Improved infrastructure
The African communication infrastructure that serves the research and education networking community has been improving over the last decade and almost all coastal countries except Eritrea and Guinea-Bissau have established landing stations.
Landlocked countries have at least one link to the undersea cable through neighbouring countries.
Much of the fibre is concentrated in the Southern and Eastern parts of Africa and around Nigeria in the West. In central Africa, fibre connections are lean while connections between North Africa and the rest of the regions are very limited.
“A low density national fibre backbone network increases the costs of connectivity due to reliance on expensive cross-border routes, and limits the quality of internet access and services available to academic and research institutions,” the report says.
Broadband prices in Africa may have come down recently but they are still high compared to those in Asia and Latin America.
Boosting research productivity
As the push for NRENs continues, evidence to show the extent to which they have boosted research activity is yet to be gathered.
“We need to look at how NRENs in Europe, the United States and Latin America have been able to support increased research productivity,” Nodumo Dhlamini, director of ICT services and knowledge management at the AAU, told University World News.
“In Africa I know that this is what we are aiming at. But I don’t know if we are able to allude an increase in research productivity to the existence of NRENs.”
Dr Lishan Adam, an independent ICT consultant and researcher, agrees: “Most universities are still in the early stages of bringing affordable connectivity to students and faculty. Only a few countries like South Africa and Tunisia have managed to move towards facilitating research collaboration, to some extent,” he told University World News.
According to Adam, it is important to note that access to the internet by itself can improve research productivity – because the internet facilitates access to new information.
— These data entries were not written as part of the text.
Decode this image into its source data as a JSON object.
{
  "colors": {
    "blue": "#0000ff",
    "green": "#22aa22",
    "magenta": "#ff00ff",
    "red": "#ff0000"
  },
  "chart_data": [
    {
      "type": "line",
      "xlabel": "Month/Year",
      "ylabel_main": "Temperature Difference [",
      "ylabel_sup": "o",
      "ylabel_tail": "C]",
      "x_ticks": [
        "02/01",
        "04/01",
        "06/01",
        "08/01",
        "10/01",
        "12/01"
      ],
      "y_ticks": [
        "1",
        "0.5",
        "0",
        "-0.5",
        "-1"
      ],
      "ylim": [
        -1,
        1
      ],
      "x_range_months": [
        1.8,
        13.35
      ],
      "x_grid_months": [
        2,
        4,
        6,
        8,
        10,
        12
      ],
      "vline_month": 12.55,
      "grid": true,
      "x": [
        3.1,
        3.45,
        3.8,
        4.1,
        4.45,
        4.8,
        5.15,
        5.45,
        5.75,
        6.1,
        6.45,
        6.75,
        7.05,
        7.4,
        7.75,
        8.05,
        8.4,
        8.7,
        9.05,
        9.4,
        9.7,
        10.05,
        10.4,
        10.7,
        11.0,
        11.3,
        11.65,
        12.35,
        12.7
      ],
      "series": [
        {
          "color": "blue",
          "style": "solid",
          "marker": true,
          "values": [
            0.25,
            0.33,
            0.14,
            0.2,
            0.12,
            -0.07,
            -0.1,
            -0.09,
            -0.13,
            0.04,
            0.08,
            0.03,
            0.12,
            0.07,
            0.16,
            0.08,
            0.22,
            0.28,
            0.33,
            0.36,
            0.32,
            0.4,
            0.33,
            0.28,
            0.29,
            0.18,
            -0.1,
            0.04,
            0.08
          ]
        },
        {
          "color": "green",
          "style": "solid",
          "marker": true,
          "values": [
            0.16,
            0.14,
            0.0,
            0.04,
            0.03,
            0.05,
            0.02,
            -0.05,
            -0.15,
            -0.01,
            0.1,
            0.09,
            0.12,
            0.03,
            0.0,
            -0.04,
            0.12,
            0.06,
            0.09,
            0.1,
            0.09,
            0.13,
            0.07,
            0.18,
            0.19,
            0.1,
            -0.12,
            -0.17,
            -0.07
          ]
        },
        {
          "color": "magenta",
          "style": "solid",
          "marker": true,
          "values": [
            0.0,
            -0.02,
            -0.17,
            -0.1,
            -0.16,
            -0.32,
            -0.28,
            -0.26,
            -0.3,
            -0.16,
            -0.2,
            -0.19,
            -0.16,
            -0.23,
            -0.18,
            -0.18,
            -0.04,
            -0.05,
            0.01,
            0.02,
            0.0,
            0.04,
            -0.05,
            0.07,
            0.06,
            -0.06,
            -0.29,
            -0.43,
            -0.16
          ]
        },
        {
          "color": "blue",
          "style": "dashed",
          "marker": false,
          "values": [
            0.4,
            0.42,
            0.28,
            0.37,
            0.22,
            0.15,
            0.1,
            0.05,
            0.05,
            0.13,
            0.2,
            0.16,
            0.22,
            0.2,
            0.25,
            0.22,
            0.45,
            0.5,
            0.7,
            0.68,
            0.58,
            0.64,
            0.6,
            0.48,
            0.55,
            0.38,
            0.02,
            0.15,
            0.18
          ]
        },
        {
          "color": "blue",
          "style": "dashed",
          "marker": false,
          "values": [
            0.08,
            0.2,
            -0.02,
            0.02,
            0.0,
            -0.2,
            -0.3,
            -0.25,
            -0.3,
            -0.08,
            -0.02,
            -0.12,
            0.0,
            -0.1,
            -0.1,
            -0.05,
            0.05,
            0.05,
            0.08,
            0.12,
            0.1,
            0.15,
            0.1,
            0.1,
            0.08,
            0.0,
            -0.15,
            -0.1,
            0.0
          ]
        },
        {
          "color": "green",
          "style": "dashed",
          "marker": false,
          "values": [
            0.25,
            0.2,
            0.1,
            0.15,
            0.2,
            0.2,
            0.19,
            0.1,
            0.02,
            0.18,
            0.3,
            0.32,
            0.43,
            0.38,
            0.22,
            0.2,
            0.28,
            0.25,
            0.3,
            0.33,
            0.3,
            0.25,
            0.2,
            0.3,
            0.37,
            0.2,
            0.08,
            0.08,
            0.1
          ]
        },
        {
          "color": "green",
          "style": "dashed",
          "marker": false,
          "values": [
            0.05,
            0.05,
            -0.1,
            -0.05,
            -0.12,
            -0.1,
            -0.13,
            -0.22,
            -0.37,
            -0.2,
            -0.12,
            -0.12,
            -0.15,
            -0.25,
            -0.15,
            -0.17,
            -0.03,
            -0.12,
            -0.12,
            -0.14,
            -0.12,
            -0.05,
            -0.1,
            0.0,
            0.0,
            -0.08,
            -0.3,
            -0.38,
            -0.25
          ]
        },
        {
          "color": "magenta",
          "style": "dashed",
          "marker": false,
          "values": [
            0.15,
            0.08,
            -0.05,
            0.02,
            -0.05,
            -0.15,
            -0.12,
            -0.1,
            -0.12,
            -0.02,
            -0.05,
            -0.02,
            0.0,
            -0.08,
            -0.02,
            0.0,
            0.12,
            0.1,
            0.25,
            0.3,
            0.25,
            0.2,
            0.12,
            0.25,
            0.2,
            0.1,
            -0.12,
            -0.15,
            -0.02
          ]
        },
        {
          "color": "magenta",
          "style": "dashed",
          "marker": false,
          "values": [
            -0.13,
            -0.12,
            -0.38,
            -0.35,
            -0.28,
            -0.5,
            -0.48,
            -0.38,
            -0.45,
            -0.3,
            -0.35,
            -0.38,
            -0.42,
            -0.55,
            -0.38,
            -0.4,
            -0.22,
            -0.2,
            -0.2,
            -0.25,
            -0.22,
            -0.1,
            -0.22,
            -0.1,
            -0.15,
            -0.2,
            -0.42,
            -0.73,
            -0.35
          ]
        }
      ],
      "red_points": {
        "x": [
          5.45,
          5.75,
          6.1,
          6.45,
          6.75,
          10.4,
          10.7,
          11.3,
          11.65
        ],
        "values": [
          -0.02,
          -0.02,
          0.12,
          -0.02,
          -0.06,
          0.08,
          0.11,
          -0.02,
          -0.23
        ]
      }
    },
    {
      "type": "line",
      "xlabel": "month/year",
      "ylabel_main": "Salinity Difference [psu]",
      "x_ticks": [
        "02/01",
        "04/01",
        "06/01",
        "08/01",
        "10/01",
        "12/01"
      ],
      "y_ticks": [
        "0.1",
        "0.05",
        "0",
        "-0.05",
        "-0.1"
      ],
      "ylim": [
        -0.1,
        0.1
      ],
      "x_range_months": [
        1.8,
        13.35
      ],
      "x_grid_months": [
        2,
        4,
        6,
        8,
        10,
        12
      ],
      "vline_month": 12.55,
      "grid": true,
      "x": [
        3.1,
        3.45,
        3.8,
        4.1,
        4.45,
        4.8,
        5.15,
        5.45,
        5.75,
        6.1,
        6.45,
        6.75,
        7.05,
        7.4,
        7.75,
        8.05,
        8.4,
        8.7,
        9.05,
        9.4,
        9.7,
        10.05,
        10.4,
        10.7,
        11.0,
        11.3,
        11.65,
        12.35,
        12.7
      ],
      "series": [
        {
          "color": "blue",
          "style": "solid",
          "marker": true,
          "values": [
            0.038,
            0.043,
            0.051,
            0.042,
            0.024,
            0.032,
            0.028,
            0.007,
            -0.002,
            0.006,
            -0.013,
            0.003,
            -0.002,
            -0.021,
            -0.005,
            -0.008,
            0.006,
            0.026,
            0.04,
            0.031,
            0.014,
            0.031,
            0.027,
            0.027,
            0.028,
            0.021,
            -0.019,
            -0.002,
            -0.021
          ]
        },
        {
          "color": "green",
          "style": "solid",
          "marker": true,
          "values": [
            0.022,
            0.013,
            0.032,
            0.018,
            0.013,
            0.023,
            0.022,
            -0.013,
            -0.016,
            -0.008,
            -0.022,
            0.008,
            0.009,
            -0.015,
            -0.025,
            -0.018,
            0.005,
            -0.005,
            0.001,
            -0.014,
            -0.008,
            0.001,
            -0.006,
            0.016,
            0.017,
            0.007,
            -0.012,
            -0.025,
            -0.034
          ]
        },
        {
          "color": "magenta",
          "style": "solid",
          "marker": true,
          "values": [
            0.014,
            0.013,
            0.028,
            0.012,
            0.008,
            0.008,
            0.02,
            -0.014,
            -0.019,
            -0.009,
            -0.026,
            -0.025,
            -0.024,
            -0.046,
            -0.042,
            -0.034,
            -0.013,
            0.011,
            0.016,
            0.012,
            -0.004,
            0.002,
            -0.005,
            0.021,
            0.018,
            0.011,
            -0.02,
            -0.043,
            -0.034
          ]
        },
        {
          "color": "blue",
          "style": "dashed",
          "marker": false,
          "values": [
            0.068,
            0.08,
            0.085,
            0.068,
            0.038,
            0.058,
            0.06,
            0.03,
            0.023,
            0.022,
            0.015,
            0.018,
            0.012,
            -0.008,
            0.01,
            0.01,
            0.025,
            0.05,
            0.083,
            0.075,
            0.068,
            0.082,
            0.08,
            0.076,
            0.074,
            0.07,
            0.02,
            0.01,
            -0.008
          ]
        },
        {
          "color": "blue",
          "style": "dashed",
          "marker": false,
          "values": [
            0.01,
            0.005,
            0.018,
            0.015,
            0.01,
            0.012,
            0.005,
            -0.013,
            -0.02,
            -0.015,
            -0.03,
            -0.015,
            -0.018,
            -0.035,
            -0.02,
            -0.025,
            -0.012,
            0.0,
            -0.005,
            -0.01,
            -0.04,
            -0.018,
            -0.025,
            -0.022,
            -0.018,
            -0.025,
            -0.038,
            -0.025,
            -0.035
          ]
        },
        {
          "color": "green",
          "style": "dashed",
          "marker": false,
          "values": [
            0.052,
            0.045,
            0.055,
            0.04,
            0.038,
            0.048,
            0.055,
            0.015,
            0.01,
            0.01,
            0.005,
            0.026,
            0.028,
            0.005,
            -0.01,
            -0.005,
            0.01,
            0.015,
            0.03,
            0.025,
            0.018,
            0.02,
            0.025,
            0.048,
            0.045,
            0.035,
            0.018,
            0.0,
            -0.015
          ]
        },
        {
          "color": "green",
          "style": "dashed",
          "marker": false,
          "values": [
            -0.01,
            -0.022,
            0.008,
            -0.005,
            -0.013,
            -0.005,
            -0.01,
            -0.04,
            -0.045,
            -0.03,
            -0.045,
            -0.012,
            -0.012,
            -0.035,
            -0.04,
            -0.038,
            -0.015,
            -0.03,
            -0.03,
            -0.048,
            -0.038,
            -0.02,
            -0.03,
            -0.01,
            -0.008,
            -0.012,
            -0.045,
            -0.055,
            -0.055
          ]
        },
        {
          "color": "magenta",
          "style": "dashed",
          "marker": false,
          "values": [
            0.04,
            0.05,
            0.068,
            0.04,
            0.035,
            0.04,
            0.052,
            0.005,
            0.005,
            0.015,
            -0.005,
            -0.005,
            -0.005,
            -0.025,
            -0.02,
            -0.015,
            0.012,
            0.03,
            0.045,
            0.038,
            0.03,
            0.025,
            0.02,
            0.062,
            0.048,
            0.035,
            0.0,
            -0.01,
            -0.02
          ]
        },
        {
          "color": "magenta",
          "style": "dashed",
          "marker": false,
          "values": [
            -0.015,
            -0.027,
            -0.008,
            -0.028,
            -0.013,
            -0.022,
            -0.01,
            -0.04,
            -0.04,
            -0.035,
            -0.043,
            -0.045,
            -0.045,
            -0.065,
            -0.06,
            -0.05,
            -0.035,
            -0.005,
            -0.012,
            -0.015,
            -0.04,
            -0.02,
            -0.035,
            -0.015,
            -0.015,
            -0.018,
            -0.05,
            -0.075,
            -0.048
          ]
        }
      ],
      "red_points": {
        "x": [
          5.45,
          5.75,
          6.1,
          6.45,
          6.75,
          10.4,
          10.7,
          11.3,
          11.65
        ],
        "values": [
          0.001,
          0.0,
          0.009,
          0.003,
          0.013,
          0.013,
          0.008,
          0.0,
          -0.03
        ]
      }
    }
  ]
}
High bandwidth connection can ease access to large amounts of scientific data and other resources like instruments on which cutting-edge research is based.
“If one can solve the problem of a graduate student struggling to download a journal article or application for prototyping or mind mapping, then some progress towards research productivity has already been made,” he said. But Adam is yet to come across a study that looks into academic networking and research productivity – even in advanced countries.
There is evidence that as universities and research institutions are interconnected and graduate from providing basic internet access towards facilitating research collaboration, the density of research increases, expanding academic and research linkages that will result in enhanced research productivity, as currently experienced in Latin America and individual countries.
“We are simply hoping that African countries will follow in the footsteps of these countries over the next five years, but we can begin measuring the link between networks and research productivity,” Adam said.
Problems arise across Africa as commercial internet service providers try to attract NRENs and universities with cheaper connectivity.
“This problem is real,” said Adam. In Uganda and Zambia, for instance, commercial providers came up with a cheaper package, making it hard for the national NRENs to compete. They survived thanks to leadership and their ability to present the NREN as a closed user group selling more than bandwidth.
Beyond connectivity, NRENs carry research traffic and facilitate research collaboration. They serve as a voice for the academic and research community and as a platform for capacity building in the design and operation of high speed networks.
The intensity of the problem various from one country to the other, and there are factors such as power and politics involved, said Adam. Therefore, there is a need to champion NRENs and for the AAU to grow awareness of their benefits among decision-makers, regulators and providers.